Part of it was political self-congratulations.
Get government out
He said American politicians from both Republican and Democratic parties had agreed in last year’s farm bill, the so-called Freedom to Farm bill, that government should stop distorting markets with commodity-tied subsidies. The result is that American farmers can react to market signals and excel.
“The signature shift is the government getting out of the way.”
Glickman noted food exports are increasing and agriculture has once again become the leading earner of foreign currency through a trade surplus of more than $20 billion.
“We are once again number one and we intend on staying there.”
Later speakers at the conference softened the edges of those claims.
The U.S. cattle industry has a fight on its hands to keep its share of the meat market.
Wheat exports will fall this year by an estimated 40 percent because of stronger competition from abroad.
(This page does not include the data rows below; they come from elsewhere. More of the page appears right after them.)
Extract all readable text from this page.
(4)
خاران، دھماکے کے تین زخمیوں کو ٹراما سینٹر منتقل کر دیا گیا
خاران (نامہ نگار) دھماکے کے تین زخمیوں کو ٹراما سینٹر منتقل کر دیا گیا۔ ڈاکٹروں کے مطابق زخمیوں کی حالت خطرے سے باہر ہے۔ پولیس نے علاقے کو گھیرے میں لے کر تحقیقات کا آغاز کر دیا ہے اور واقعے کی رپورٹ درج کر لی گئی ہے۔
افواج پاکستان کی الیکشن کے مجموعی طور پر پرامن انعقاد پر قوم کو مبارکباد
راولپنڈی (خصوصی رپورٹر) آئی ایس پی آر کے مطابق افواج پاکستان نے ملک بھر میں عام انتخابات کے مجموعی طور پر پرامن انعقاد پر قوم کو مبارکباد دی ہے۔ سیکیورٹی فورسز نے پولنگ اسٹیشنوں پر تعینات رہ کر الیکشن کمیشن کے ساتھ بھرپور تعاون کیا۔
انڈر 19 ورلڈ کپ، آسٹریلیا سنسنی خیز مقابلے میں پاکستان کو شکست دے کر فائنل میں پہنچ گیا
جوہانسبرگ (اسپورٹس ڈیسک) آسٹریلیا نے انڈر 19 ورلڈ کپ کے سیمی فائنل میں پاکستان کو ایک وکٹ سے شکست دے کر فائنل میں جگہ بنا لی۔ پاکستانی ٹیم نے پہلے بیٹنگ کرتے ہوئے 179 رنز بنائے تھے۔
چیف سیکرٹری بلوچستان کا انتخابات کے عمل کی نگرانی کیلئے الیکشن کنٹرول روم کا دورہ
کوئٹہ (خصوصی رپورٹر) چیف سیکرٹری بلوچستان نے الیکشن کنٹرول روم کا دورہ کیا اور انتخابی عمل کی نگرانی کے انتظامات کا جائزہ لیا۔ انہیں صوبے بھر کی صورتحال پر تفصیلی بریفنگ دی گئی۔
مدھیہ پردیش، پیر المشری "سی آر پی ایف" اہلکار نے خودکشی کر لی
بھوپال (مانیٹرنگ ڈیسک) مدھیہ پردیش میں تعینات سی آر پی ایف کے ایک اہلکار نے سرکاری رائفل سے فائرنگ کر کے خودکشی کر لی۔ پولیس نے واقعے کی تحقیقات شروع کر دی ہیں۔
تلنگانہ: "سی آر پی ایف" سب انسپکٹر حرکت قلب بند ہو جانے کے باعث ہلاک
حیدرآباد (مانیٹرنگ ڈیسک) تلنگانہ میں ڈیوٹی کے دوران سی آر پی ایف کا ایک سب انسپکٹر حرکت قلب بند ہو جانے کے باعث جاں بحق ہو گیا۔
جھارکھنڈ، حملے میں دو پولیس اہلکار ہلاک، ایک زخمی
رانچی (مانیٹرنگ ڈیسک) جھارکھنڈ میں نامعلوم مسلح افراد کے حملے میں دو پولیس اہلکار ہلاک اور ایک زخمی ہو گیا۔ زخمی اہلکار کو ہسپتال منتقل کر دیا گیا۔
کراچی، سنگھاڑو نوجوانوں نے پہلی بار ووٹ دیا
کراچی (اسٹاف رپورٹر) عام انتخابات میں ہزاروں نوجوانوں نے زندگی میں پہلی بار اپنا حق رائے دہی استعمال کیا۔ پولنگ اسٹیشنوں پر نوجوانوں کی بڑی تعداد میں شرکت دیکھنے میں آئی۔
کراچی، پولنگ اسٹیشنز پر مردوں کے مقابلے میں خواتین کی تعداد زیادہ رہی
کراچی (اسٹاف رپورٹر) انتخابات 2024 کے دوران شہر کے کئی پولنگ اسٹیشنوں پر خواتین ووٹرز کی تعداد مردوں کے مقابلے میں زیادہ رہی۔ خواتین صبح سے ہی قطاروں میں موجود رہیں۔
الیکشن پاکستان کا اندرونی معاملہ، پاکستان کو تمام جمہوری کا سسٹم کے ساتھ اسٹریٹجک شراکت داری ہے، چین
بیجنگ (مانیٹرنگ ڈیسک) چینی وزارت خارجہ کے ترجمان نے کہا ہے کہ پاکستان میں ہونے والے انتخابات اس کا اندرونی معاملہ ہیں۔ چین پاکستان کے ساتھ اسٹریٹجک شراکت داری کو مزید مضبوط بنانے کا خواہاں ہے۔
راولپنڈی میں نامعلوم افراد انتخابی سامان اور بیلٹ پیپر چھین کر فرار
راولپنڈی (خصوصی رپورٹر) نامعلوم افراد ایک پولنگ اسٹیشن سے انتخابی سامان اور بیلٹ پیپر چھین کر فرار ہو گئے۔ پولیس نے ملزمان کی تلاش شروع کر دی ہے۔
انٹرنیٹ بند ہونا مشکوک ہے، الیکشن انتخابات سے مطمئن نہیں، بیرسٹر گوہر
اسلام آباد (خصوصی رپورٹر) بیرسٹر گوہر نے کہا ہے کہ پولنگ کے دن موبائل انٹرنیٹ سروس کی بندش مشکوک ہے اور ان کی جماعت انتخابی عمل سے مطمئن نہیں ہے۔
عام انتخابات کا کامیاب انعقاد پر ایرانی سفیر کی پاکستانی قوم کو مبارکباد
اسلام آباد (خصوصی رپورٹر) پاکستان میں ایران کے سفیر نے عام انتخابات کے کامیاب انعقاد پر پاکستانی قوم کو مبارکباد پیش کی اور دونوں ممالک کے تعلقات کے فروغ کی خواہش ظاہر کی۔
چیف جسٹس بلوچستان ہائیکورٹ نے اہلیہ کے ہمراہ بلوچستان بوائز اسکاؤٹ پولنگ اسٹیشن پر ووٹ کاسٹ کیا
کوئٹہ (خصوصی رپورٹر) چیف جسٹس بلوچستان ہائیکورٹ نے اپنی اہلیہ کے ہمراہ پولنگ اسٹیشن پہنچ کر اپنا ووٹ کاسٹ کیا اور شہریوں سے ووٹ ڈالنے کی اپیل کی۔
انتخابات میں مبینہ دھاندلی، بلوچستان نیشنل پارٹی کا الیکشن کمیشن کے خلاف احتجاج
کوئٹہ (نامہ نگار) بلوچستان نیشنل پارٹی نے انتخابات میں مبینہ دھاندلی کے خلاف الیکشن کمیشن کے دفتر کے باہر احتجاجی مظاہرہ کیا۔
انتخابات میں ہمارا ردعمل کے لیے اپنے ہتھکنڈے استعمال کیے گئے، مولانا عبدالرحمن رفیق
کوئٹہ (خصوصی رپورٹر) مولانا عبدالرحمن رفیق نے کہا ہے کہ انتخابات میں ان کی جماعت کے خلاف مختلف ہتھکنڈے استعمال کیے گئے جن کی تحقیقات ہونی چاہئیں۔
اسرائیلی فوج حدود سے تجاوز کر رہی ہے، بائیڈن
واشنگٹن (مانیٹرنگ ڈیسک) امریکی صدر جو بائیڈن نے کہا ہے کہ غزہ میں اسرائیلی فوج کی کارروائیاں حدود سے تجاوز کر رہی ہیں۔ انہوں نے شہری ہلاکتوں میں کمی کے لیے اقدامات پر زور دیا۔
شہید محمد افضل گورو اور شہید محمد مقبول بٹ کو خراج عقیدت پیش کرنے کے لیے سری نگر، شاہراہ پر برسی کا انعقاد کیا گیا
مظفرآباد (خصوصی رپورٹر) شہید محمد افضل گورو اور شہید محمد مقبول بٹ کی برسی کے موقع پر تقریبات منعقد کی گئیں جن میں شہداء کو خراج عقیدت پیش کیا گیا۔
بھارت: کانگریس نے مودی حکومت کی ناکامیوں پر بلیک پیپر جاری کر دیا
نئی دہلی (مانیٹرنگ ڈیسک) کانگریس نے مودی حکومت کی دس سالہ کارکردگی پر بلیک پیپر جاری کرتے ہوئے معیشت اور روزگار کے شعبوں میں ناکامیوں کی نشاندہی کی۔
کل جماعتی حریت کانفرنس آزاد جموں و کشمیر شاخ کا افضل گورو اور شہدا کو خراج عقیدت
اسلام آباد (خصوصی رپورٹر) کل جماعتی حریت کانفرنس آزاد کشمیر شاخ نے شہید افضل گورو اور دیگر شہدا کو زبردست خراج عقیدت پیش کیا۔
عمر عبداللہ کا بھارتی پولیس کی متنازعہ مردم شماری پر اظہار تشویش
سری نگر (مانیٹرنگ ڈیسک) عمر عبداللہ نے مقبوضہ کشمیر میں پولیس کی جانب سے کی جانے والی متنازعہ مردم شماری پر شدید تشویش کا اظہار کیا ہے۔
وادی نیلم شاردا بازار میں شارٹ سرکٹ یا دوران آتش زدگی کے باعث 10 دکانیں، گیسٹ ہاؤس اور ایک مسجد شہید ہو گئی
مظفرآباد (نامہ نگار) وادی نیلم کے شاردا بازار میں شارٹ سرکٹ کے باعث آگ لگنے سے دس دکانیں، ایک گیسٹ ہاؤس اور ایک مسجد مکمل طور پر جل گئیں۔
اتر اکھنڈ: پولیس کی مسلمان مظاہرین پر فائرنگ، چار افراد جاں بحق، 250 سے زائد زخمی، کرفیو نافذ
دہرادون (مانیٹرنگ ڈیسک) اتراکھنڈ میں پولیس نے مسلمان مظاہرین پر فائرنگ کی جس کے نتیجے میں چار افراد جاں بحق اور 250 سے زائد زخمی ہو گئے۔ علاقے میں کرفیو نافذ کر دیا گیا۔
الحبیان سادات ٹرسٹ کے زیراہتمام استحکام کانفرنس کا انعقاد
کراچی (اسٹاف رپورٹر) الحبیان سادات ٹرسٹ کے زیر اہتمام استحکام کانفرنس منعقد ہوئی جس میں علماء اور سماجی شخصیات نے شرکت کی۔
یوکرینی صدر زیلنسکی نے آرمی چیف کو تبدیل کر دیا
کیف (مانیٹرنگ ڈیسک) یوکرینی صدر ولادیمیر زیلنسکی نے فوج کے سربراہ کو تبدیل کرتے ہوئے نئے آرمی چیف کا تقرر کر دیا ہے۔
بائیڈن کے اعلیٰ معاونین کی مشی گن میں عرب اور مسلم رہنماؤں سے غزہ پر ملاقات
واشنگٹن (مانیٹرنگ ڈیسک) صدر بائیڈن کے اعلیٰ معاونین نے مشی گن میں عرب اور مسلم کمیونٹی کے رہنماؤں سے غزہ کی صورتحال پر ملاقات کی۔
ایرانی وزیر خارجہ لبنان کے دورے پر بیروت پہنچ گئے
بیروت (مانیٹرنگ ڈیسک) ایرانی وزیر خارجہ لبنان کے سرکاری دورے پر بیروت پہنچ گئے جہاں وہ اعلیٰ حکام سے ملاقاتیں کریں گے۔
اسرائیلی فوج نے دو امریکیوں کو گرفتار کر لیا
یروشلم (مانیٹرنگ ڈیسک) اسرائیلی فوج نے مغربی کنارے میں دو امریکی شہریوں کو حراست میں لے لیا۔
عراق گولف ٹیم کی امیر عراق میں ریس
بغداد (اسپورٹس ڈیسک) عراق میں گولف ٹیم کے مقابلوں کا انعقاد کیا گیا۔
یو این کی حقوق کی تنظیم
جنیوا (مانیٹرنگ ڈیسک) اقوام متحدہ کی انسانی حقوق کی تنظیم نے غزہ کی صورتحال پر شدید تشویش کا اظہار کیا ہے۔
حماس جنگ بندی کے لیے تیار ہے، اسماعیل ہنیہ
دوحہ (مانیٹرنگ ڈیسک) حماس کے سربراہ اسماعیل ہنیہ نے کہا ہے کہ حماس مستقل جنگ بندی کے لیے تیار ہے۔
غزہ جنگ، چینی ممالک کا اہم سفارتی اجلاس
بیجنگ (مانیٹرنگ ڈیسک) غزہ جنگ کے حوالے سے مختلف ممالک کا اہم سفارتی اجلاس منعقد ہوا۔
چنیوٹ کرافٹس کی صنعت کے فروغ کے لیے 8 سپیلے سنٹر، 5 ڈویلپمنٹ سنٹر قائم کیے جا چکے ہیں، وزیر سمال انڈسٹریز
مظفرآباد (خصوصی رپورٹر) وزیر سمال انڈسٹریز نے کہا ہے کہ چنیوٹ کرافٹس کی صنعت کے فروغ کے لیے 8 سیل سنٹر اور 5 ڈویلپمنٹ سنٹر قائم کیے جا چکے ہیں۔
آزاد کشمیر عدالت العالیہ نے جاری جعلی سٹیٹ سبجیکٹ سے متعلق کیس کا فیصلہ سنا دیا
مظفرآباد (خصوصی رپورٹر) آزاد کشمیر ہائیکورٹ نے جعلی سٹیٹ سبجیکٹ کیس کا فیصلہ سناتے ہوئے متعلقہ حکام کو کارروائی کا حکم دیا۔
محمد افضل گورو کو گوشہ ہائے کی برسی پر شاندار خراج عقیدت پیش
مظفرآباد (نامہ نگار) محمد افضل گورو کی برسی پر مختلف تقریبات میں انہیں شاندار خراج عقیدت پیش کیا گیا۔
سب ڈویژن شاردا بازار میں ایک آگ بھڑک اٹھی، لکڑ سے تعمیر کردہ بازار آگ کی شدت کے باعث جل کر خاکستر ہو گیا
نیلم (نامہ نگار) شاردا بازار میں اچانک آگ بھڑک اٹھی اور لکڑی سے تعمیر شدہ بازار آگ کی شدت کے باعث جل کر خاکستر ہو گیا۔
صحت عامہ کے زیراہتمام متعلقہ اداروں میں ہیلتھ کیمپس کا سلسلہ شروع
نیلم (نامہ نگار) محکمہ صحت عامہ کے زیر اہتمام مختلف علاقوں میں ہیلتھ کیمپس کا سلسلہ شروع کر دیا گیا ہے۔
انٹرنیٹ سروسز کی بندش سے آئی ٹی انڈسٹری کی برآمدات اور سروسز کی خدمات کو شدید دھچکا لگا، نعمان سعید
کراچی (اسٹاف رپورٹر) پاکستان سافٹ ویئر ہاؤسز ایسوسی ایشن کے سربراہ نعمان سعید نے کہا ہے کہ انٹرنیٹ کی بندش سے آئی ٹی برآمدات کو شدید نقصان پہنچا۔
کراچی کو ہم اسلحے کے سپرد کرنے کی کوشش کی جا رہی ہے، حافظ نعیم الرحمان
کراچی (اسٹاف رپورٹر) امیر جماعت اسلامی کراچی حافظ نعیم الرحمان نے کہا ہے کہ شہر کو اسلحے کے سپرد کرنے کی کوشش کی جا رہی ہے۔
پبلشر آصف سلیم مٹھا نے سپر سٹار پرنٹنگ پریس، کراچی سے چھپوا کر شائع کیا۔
And despite claims of the government getting out of the way, U.S. farmers for the next six years will continue to receive billions of dollars in “transition” subsidies while the government continues to assert the right to use export subsidies and plans to pour more than $1 billion a year into U.S. farm safety nets as they evolve.
Keith Collins, chief economist for the U.S. Department of Agriculture, also offered caution about the risks of the new freedom to farm bill.
“Farmers and first buyers have reason to be concerned,” he told the meeting.
“Greater planting flexibility, trade liberalization and more private stock holding tend to be stabilizing forces but several factors suggest greater variability in the future. They include smaller government stocks, greater exposure to foreign policy shifts and foreign supply shocks as trade liberalization becomes more important.”
He said American farmers also will be more vulnerable to the impact of foreign weather catastrophes which in the past, the U.S. government absorbed through support programs.
He said success will depend in large part on farmers’ ability to protect their income from risk.